The compact also represents a further US investment in Hakainde Hichilema’s leadership following his defeat of President Edgar Lundu in August. Vice-President Kamala Harris hosted President Hichilema in September, making him the first Zambian president to visit the White House since 1992.
“The two leaders affirmed shared values that unite the US and Zambia, and the vice president and President Hichilema agreed to deepen collaboration on a number of important issues including health and pandemic preparedness and response,” the White House said in a readout of the meeting. “They also discussed measures to advance good governance and the rule of law in order to build strong institutions.”
Seal of approval
The announcement comes at a crucial moment for Zambia, which became the first African nation to default on its debt during the Covid-19 pandemic.
That’s because the MCC was created in 2004 under President George W. Bush with the idea of providing large grants to good-performing poor countries, operating more like an investor than a traditional donor. This in turn can attract attention from other government institutions, such as the European Union and World Bank, as well as private investors.
“Countries want to be seen as getting that good housekeeping seal of approval,” says Matthew McLean, a former chief of staff and vice president for congressional and public affairs at the MCC. “The idea is that they become more attractive to donor money and private sector money if they’re actually a good performer.”

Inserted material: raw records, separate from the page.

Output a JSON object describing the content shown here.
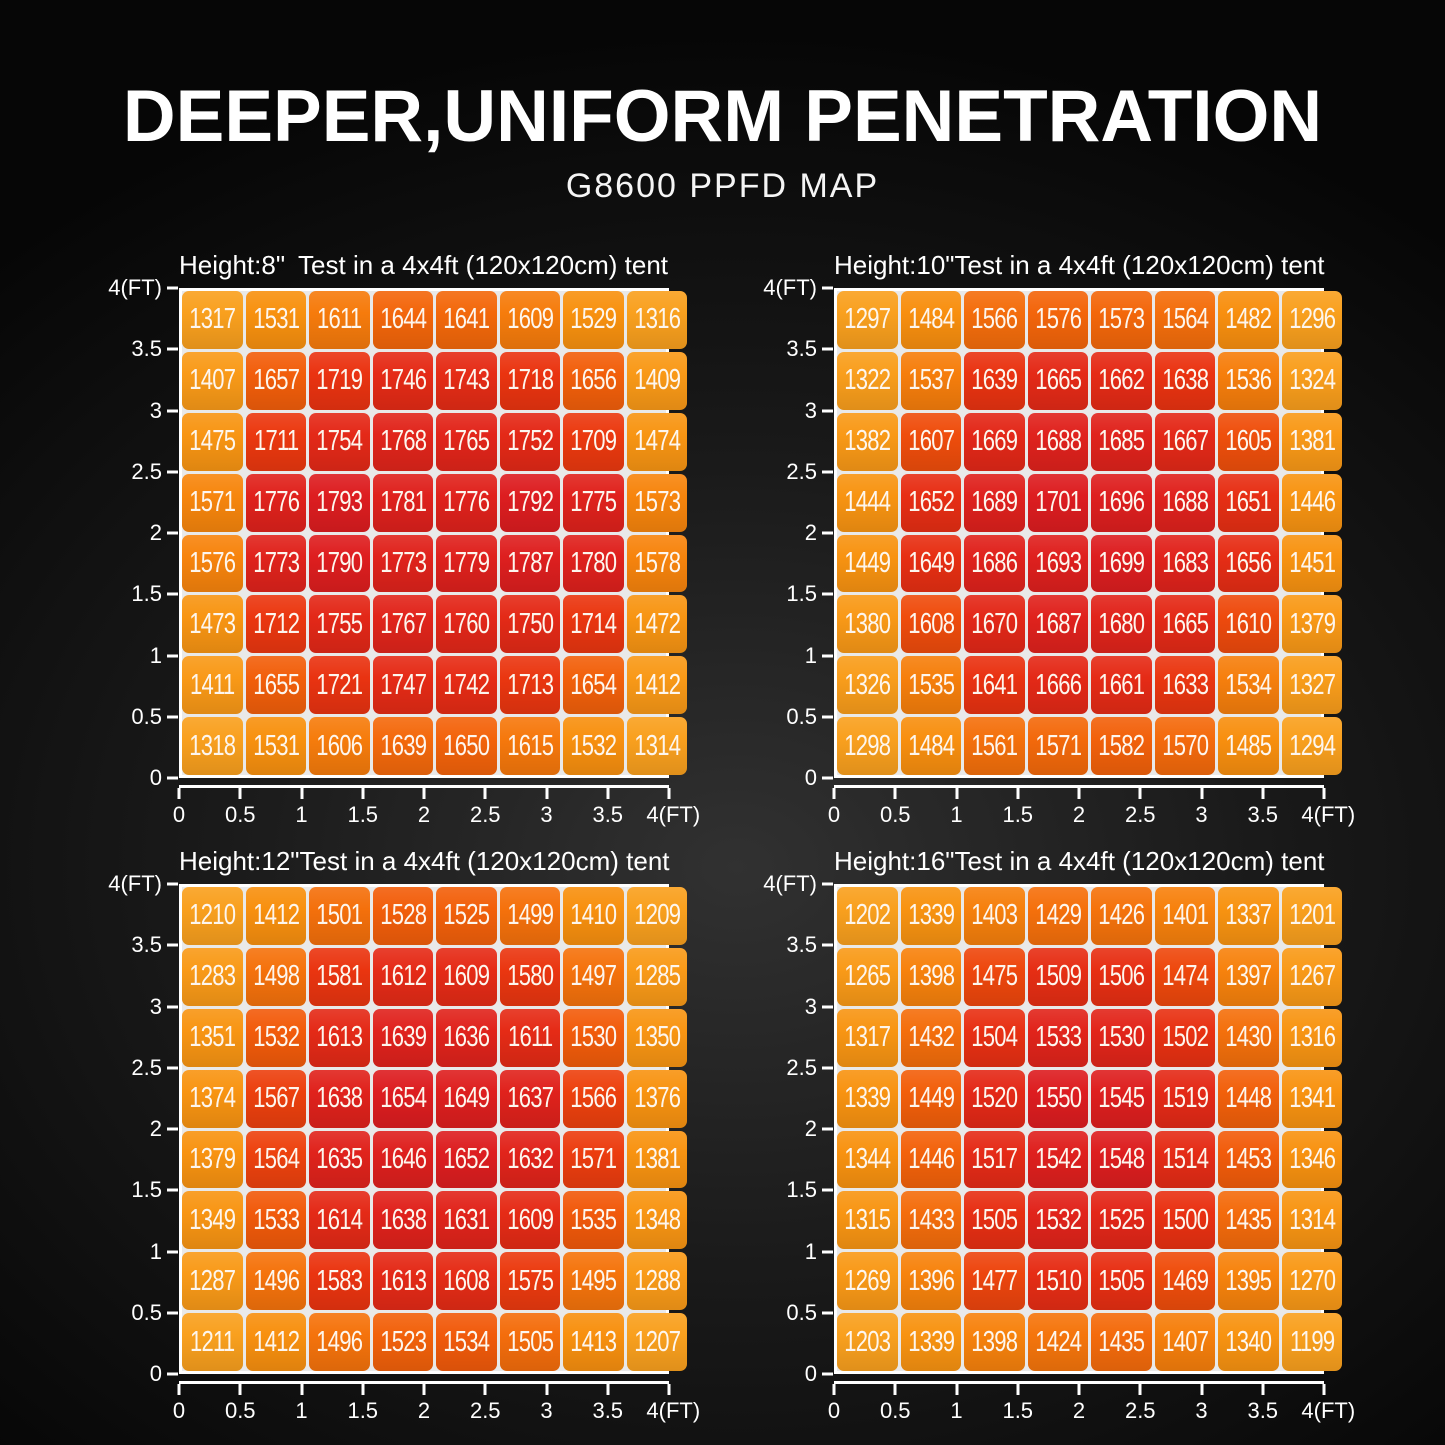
{
  "title": "DEEPER,UNIFORM PENETRATION",
  "subtitle": "G8600 PPFD MAP",
  "axes": {
    "y_labels": [
      "4(FT)",
      "3.5",
      "3",
      "2.5",
      "2",
      "1.5",
      "1",
      "0.5",
      "0"
    ],
    "x_labels": [
      "0",
      "0.5",
      "1",
      "1.5",
      "2",
      "2.5",
      "3",
      "3.5",
      "4(FT)"
    ]
  },
  "color_scale": {
    "description": "per-grid normalized orange-to-red heatmap ramp",
    "stops": [
      {
        "t": 0.0,
        "color": "#F9A01E"
      },
      {
        "t": 0.45,
        "color": "#F8910F"
      },
      {
        "t": 0.62,
        "color": "#F67B0C"
      },
      {
        "t": 0.74,
        "color": "#F1570B"
      },
      {
        "t": 0.84,
        "color": "#EA3410"
      },
      {
        "t": 1.0,
        "color": "#DD1D20"
      }
    ]
  },
  "chart_data": [
    {
      "type": "heatmap",
      "height_label": "Height:8\"",
      "tent_label": "Test in a 4x4ft (120x120cm) tent",
      "x_range_ft": [
        0,
        4
      ],
      "y_range_ft": [
        0,
        4
      ],
      "grid_size": [
        8,
        8
      ],
      "values": [
        [
          1317,
          1531,
          1611,
          1644,
          1641,
          1609,
          1529,
          1316
        ],
        [
          1407,
          1657,
          1719,
          1746,
          1743,
          1718,
          1656,
          1409
        ],
        [
          1475,
          1711,
          1754,
          1768,
          1765,
          1752,
          1709,
          1474
        ],
        [
          1571,
          1776,
          1793,
          1781,
          1776,
          1792,
          1775,
          1573
        ],
        [
          1576,
          1773,
          1790,
          1773,
          1779,
          1787,
          1780,
          1578
        ],
        [
          1473,
          1712,
          1755,
          1767,
          1760,
          1750,
          1714,
          1472
        ],
        [
          1411,
          1655,
          1721,
          1747,
          1742,
          1713,
          1654,
          1412
        ],
        [
          1318,
          1531,
          1606,
          1639,
          1650,
          1615,
          1532,
          1314
        ]
      ]
    },
    {
      "type": "heatmap",
      "height_label": "Height:10\"",
      "tent_label": "Test in a 4x4ft (120x120cm) tent",
      "x_range_ft": [
        0,
        4
      ],
      "y_range_ft": [
        0,
        4
      ],
      "grid_size": [
        8,
        8
      ],
      "values": [
        [
          1297,
          1484,
          1566,
          1576,
          1573,
          1564,
          1482,
          1296
        ],
        [
          1322,
          1537,
          1639,
          1665,
          1662,
          1638,
          1536,
          1324
        ],
        [
          1382,
          1607,
          1669,
          1688,
          1685,
          1667,
          1605,
          1381
        ],
        [
          1444,
          1652,
          1689,
          1701,
          1696,
          1688,
          1651,
          1446
        ],
        [
          1449,
          1649,
          1686,
          1693,
          1699,
          1683,
          1656,
          1451
        ],
        [
          1380,
          1608,
          1670,
          1687,
          1680,
          1665,
          1610,
          1379
        ],
        [
          1326,
          1535,
          1641,
          1666,
          1661,
          1633,
          1534,
          1327
        ],
        [
          1298,
          1484,
          1561,
          1571,
          1582,
          1570,
          1485,
          1294
        ]
      ]
    },
    {
      "type": "heatmap",
      "height_label": "Height:12\"",
      "tent_label": "Test in a 4x4ft (120x120cm) tent",
      "x_range_ft": [
        0,
        4
      ],
      "y_range_ft": [
        0,
        4
      ],
      "grid_size": [
        8,
        8
      ],
      "values": [
        [
          1210,
          1412,
          1501,
          1528,
          1525,
          1499,
          1410,
          1209
        ],
        [
          1283,
          1498,
          1581,
          1612,
          1609,
          1580,
          1497,
          1285
        ],
        [
          1351,
          1532,
          1613,
          1639,
          1636,
          1611,
          1530,
          1350
        ],
        [
          1374,
          1567,
          1638,
          1654,
          1649,
          1637,
          1566,
          1376
        ],
        [
          1379,
          1564,
          1635,
          1646,
          1652,
          1632,
          1571,
          1381
        ],
        [
          1349,
          1533,
          1614,
          1638,
          1631,
          1609,
          1535,
          1348
        ],
        [
          1287,
          1496,
          1583,
          1613,
          1608,
          1575,
          1495,
          1288
        ],
        [
          1211,
          1412,
          1496,
          1523,
          1534,
          1505,
          1413,
          1207
        ]
      ]
    },
    {
      "type": "heatmap",
      "height_label": "Height:16\"",
      "tent_label": "Test in a 4x4ft (120x120cm) tent",
      "x_range_ft": [
        0,
        4
      ],
      "y_range_ft": [
        0,
        4
      ],
      "grid_size": [
        8,
        8
      ],
      "values": [
        [
          1202,
          1339,
          1403,
          1429,
          1426,
          1401,
          1337,
          1201
        ],
        [
          1265,
          1398,
          1475,
          1509,
          1506,
          1474,
          1397,
          1267
        ],
        [
          1317,
          1432,
          1504,
          1533,
          1530,
          1502,
          1430,
          1316
        ],
        [
          1339,
          1449,
          1520,
          1550,
          1545,
          1519,
          1448,
          1341
        ],
        [
          1344,
          1446,
          1517,
          1542,
          1548,
          1514,
          1453,
          1346
        ],
        [
          1315,
          1433,
          1505,
          1532,
          1525,
          1500,
          1435,
          1314
        ],
        [
          1269,
          1396,
          1477,
          1510,
          1505,
          1469,
          1395,
          1270
        ],
        [
          1203,
          1339,
          1398,
          1424,
          1435,
          1407,
          1340,
          1199
        ]
      ]
    }
  ]
}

McLean now serves as a consultant for countries that hope to improve their scores on MCC metrics. His firm, Endsight Consulting, signed a $415,000 contract (including almost $60,000 in Congolese taxes) with the Democratic Republic of Congo’s ministry of finance last month.
Sarah Rose, a policy fellow at the Center for Global Development who tracks the MCC closely and foresaw Zambia’s selection, says the MCC is unique in its focus on country-driven priorities negotiated jointly with the US government.
“This financing has often been put to use financing things like infrastructure and energy,” she says, “for which there is not a lot of grant money coming from other US sources for those kinds of investments”.